Un despliegue rápido de bombas de calor en Europa ayudará a abordar la pobreza energética; reducir las facturas y las importaciones de gas, e impulsar la salud, el empleo y el PIB, según revela una nueva investigación.
La investigación muestra que la demanda de gas en los edificios caería un 40 % entre 2022 y 2030 si se cumple el objetivo de la UE de 60 millones más de bombas de calor instaladas para 2030.
Además, las importaciones de energía de Europa caerían en 60.000 millones de euros y las facturas de calefacción de los hogares en un 20 % para 2030 en comparación con un escenario de negocios como de costumbre, según el análisis del grupo de expertos Cambridge Econometrics, publicado hoy en un informe de la EHPA y la Fundación Europea del Clima. espectáculos Las bombas de calor son alrededor de un 30 % más económicas de operar que las calderas de gas durante su vida útil.

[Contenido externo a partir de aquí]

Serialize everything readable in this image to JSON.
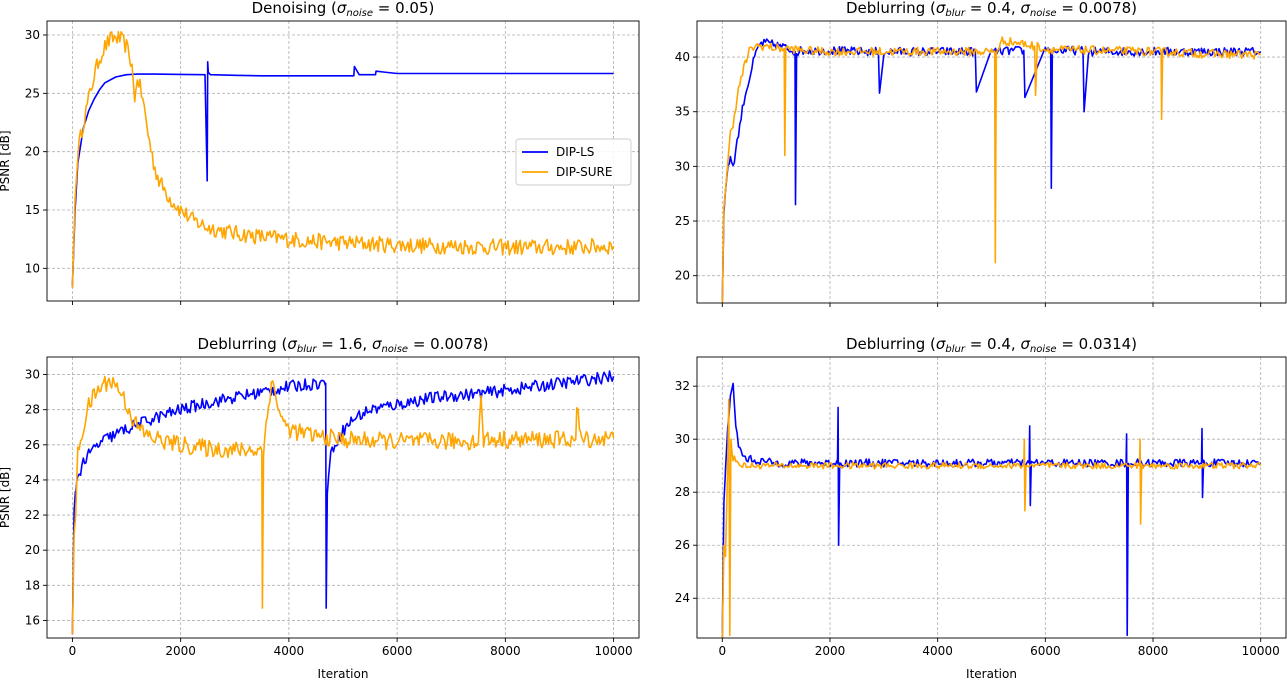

Las calderas que funcionan con combustibles son la razón principal de la alta dependencia del gas de la UE y del hecho de que los edificios están muy lejos de la descarbonización.
A pesar de esto, cada ocho segundos se instala una nueva caldera de combustible en la UE. La Comisión Europea ha propuesto prohibir la venta de nuevas calderas de combustibles a partir de septiembre de 2029, que se debate el 27 de abril.